Regis Debray has attempted something quite monumental, a theography-a map of the idea of God. He arges that the idea of God, a directing diety, is quite peculiar, absurd even. But Debray is not out to debunk the idea of God so much as to give an account. He brings lots of things under scrutiny, beginning with the Bibl, a book he says that "fabricates an origin in order to invent a destination." Again, he is not simply out to trash scripture, he just wants to re-orient how we might think about it, "What matters and what has preserved it is its function as scripts for a drama. It offers stories that everyone can take part in. It provides a stage where we can find ourselves. But who we find depends to a large extent on our imaginations, and these are shaped by technology."

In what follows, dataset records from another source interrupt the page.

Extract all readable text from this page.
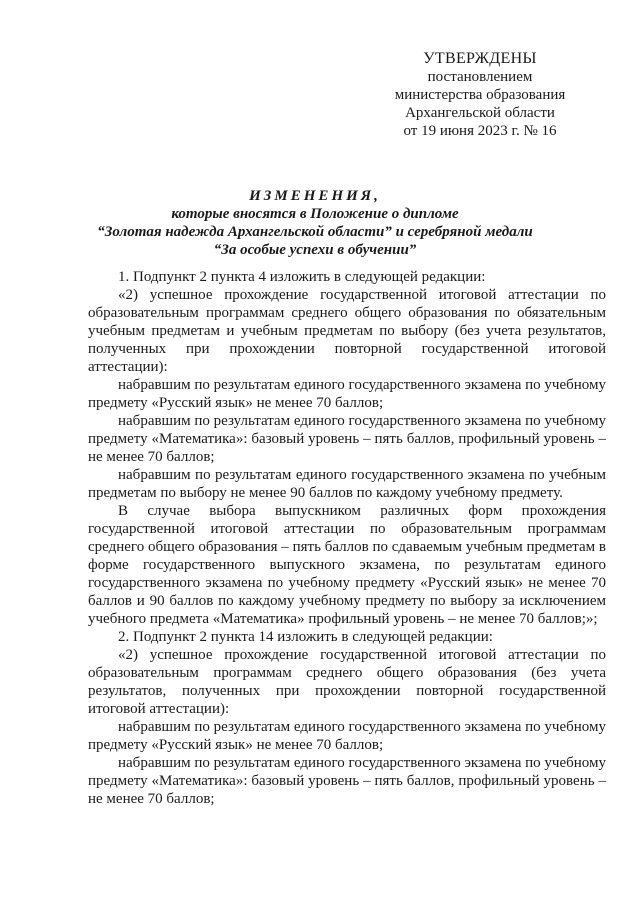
УТВЕРЖДЕНЫ
постановлением
министерства образования
Архангельской области
от 19 июня 2023 г. № 16
ИЗМЕНЕНИЯ,
которые вносятся в Положение о дипломе
“Золотая надежда Архангельской области” и серебряной медали
“За особые успехи в обучении”

1. Подпункт 2 пункта 4 изложить в следующей редакции:

«2) успешное прохождение государственной итоговой аттестации по образовательным программам среднего общего образования по обязательным учебным предметам и учебным предметам по выбору (без учета результатов, полученных при прохождении повторной государственной итоговой аттестации):

набравшим по результатам единого государственного экзамена по учебному предмету «Русский язык» не менее 70 баллов;

набравшим по результатам единого государственного экзамена по учебному предмету «Математика»: базовый уровень – пять баллов, профильный уровень – не менее 70 баллов;

набравшим по результатам единого государственного экзамена по учебным предметам по выбору не менее 90 баллов по каждому учебному предмету.

В случае выбора выпускником различных форм прохождения государственной итоговой аттестации по образовательным программам среднего общего образования – пять баллов по сдаваемым учебным предметам в форме государственного выпускного экзамена, по результатам единого государственного экзамена по учебному предмету «Русский язык» не менее 70 баллов и 90 баллов по каждому учебному предмету по выбору за исключением учебного предмета «Математика» профильный уровень – не менее 70 баллов;»;

2. Подпункт 2 пункта 14 изложить в следующей редакции:

«2) успешное прохождение государственной итоговой аттестации по образовательным программам среднего общего образования (без учета результатов, полученных при прохождении повторной государственной итоговой аттестации):

набравшим по результатам единого государственного экзамена по учебному предмету «Русский язык» не менее 70 баллов;

набравшим по результатам единого государственного экзамена по учебному предмету «Математика»: базовый уровень – пять баллов, профильный уровень – не менее 70 баллов;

Technology feautures heavily in Debray's theory--and by technology I dont just mean media or information technology. He starts with the wheel, arguing that the wheel allowed us to travel and opened us up to the vastness of the world and its similarities--prior to this he says that each place had its own god etc. He talks about the new mobilites of the body, of work, of address via the transport revolution. "The railway and the car accelerated urbanization, which had as a corollary de-Christianization, since our Church was rural in its structures (diocese, province, parish) and its rituals were based on agrarian rhythms."
He also addresses the technology of noise-"God, we have seen, breathes better in deserts sheltered from greenhouse emissions (less CO2 and CH 4, whereas there is methane in swamps). Similarly, we sense His presence when canticles - or - silence - can be heard. Just as He prefers candles to flashbulbs, He chose murmurs as opposed to shouts, and music against noise."
It is a provocative view of things divine and worth an exploration I think. There is a payoff but I will leave that for you to discover for yourselves shold you choose to read. I resonate with much of what he has to say and find it quite fascinating. In fact, much of it, I think I had come to before I read the book, but his connections are much more refined and expansive than mine.